Like many parents, I sometimes struggle with the right words to use when talking to my kids about scary or difficult things. When they were younger, I found it much easier to shield them from whatever troubling story was playing out over those darn TV screens (invariably showing CNN) that are suddenly omnipresent in pizza shops and convenience stores. Now that my son is a new reader, he is suddenly much more tuned into to everything around him, the good and the scary. Waiting in line at the grocery store, he sounds out newspaper headlines: Soo-iii-ciiide boooomm-errrrs,” he says. “Mama, what’s soo-ii-cide?” Just hearing those words in his sweet child’s voice are enough to make my blood pressure rise. Alas, we can only pull the wool over their eyes for so long. Sooner or later, we have to find a way to talk with our kids about the scary, the sad and the difficult.
As a children’s librarian, parent, and bonafide book zealot, I look for books to read that will help both my children and I explore difficult topics like war and other violent conflicts. Books are the ultimate safe space to play out fears and anxieties. Over and over, parents ask me why children’s books are so disturbing and violent, and over and over I say “Do you watch the news? Do you read the internet? So do your kids, whether you realize it or not.”
With Memorial Day approaching, the subject of war will be in the news more often than usual. Documentaries will air on TV and newspapers and magazines will run remembrances. If you are a parent, you might get some questions. Although Memorial Day is an American holiday dedicated to honoring those who have lost their lives in US-fought wars, I have always considered it a day for somber reflection on conflicts everywhere, past and present. The effects of war never quite dissipate in the lives of those affected and the anger, pride, and sadness often trickle down through the generations. To help sort through some of those emotions, and in honor of Memorial Day, I’ve created a reading list with books about war for kids of all ages and their grown ups.

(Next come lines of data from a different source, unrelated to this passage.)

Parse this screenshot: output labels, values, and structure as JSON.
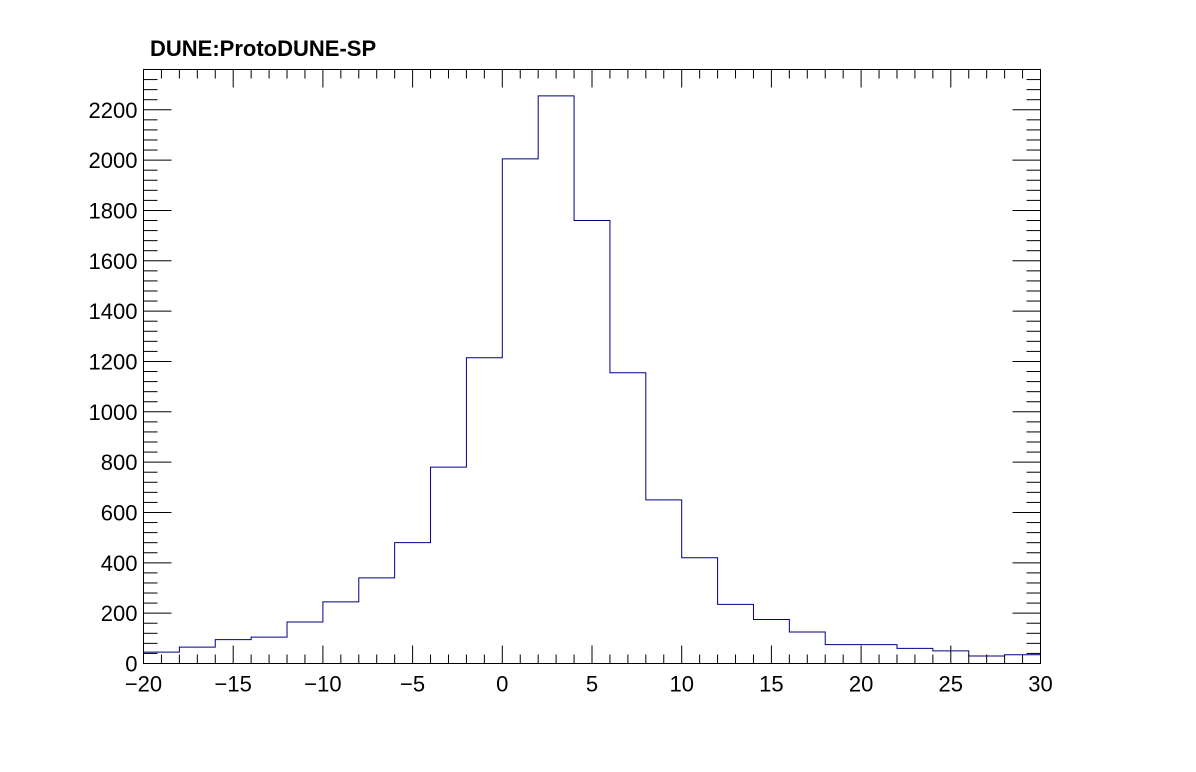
{
  "chart_data": {
    "type": "histogram",
    "title": "DUNE:ProtoDUNE-SP",
    "xlabel": "",
    "ylabel": "",
    "xlim": [
      -20,
      30
    ],
    "ylim": [
      0,
      2360
    ],
    "bin_width": 2,
    "bin_edges": [
      -20,
      -18,
      -16,
      -14,
      -12,
      -10,
      -8,
      -6,
      -4,
      -2,
      0,
      2,
      4,
      6,
      8,
      10,
      12,
      14,
      16,
      18,
      20,
      22,
      24,
      26,
      28,
      30
    ],
    "values": [
      45,
      65,
      95,
      105,
      165,
      245,
      340,
      480,
      780,
      1215,
      2005,
      2255,
      1760,
      1155,
      650,
      420,
      235,
      175,
      125,
      75,
      75,
      60,
      50,
      30,
      35
    ],
    "x_ticks": [
      -20,
      -15,
      -10,
      -5,
      0,
      5,
      10,
      15,
      20,
      25,
      30
    ],
    "x_tick_labels": [
      "−20",
      "−15",
      "−10",
      "−5",
      "0",
      "5",
      "10",
      "15",
      "20",
      "25",
      "30"
    ],
    "y_ticks": [
      0,
      200,
      400,
      600,
      800,
      1000,
      1200,
      1400,
      1600,
      1800,
      2000,
      2200
    ],
    "y_tick_labels": [
      "0",
      "200",
      "400",
      "600",
      "800",
      "1000",
      "1200",
      "1400",
      "1600",
      "1800",
      "2000",
      "2200"
    ],
    "grid": false,
    "legend": "none",
    "line_color": "#000080",
    "axis_color": "#000000"
  }
}
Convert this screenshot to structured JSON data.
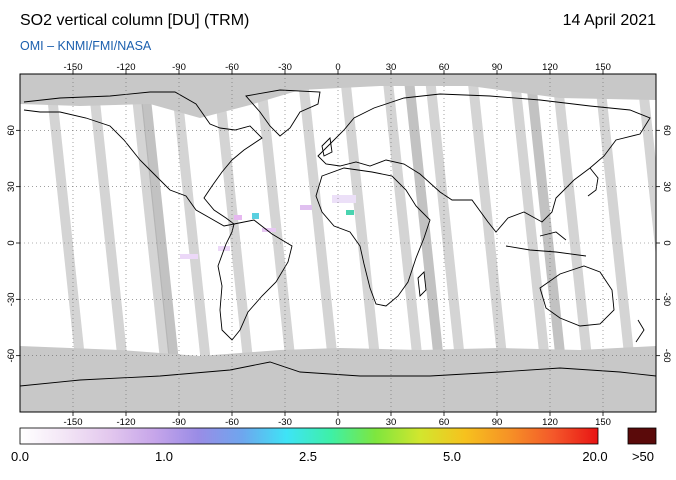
{
  "header": {
    "title": "SO2 vertical column [DU] (TRM)",
    "date": "14 April 2021",
    "credit": "OMI  –  KNMI/FMI/NASA"
  },
  "map": {
    "lon_ticks": [
      "-150",
      "-120",
      "-90",
      "-60",
      "-30",
      "0",
      "30",
      "60",
      "90",
      "120",
      "150"
    ],
    "lat_ticks_left": [
      "60",
      "30",
      "0",
      "-30",
      "-60"
    ],
    "lat_ticks_right": [
      "60",
      "30",
      "0",
      "-30",
      "-60"
    ],
    "colors": {
      "ocean": "#ffffff",
      "swath_gap": "#d4d4d4",
      "dark_strip": "#a8a8a8",
      "polar": "#c8c8c8",
      "coast": "#000000",
      "grid": "#666666"
    }
  },
  "legend": {
    "labels": [
      "0.0",
      "1.0",
      "2.5",
      "5.0",
      "20.0",
      ">50"
    ],
    "gradient": [
      "#ffffff",
      "#f3e6f6",
      "#e3c8ee",
      "#c7a6ea",
      "#9a8ce6",
      "#6ea6ee",
      "#3ee4f6",
      "#3ef0a6",
      "#7ee63e",
      "#d2e62e",
      "#f6c21e",
      "#f69226",
      "#f4582a",
      "#e81414"
    ],
    "overflow_color": "#5a0a0a"
  }
}
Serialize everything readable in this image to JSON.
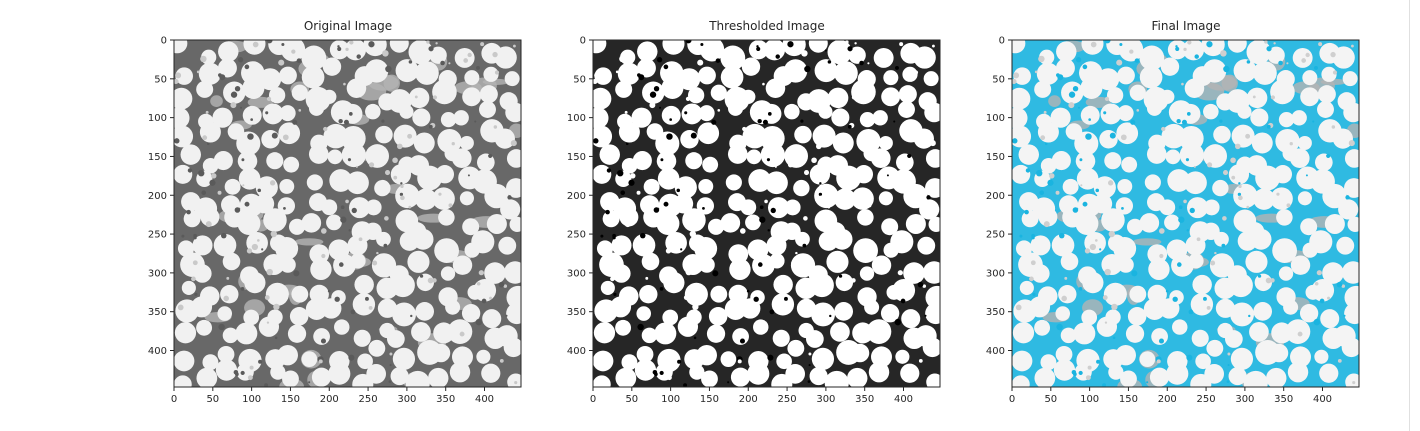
{
  "figure": {
    "panels": [
      {
        "title": "Original Image",
        "mode": "original"
      },
      {
        "title": "Thresholded Image",
        "mode": "threshold"
      },
      {
        "title": "Final Image",
        "mode": "final"
      }
    ],
    "x_ticks": [
      0,
      50,
      100,
      150,
      200,
      250,
      300,
      350,
      400
    ],
    "y_ticks": [
      0,
      50,
      100,
      150,
      200,
      250,
      300,
      350,
      400
    ],
    "extent": [
      0,
      447
    ],
    "colors": {
      "overlay": "#1ab4e0",
      "dark": "#5a5a5a",
      "black": "#000000",
      "gray": "#b4b4b4",
      "axis": "#262626"
    }
  }
}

When a young Union soldier named Sheldon (Say) is injured while fighting in the Georgia countryside, another young Union soldier, Pinkus (Pink), carries him to his mother’s house, behind enemy lines. Sheldon is white and Pinkus is black, fighting with the Forty-Eighth Colored Division against the confederacy. The two soldiers hide out at his mother’s house, healing from their wounds and talking out their fears and reasons for fighting in the war. I won’t detail the heart wrenching events that come next, but suffice it to say that there is not a happy ending–only a realistic one. Have tissues handy.
Before you ask, yes, it is that Suzanne Collins. She of the runaway bestseller The Hunger Games. This affecting picture book came out in 2013 and was completely buried by her more well known titles. A memoir of sorts, Year in the Jungle takes place during the year that first grader Suzy’s father goes to Vietnam. The story is told entirely from the child’s perspective. She starts out a bit confused by her father’s absence (viewing it as a kind of vacation) and progresses to anxious and scared as her understanding grows. Adults unsuccessfully hide their misgivings from her, and she catches some scary images on TV of fighting and dead soldiers. Eventually, her father makes it home again, but he’s a changed man. Year in the Jungle is an unconventional but well done portrayal of an underrepresented perspective and feels very relevant today.
Although she is more known for her hilarious, upbeat Clementine books, Pennypacker explores much darker territory with this profound story about war in an unnamed country that feels a lot like America. A young boy still reeling from the accidental death of his mother is forced to give up his beloved pet fox after his father enlists in the military. Sent to live with his stiff, distant grandfather, the boy decides to run away and reunite with his fox. Told in alternating perspectives between the boy and Pax, the fox, this story will completely destroy you. That said, it is an important book and will probably become a classic. The war rages just off page, but the residual effects are felt quite literally by the characters, who struggle to understand the impulse to violence. Without a doubt, this is a tough read, but one that respects a child’s point of view and will inspire conversations.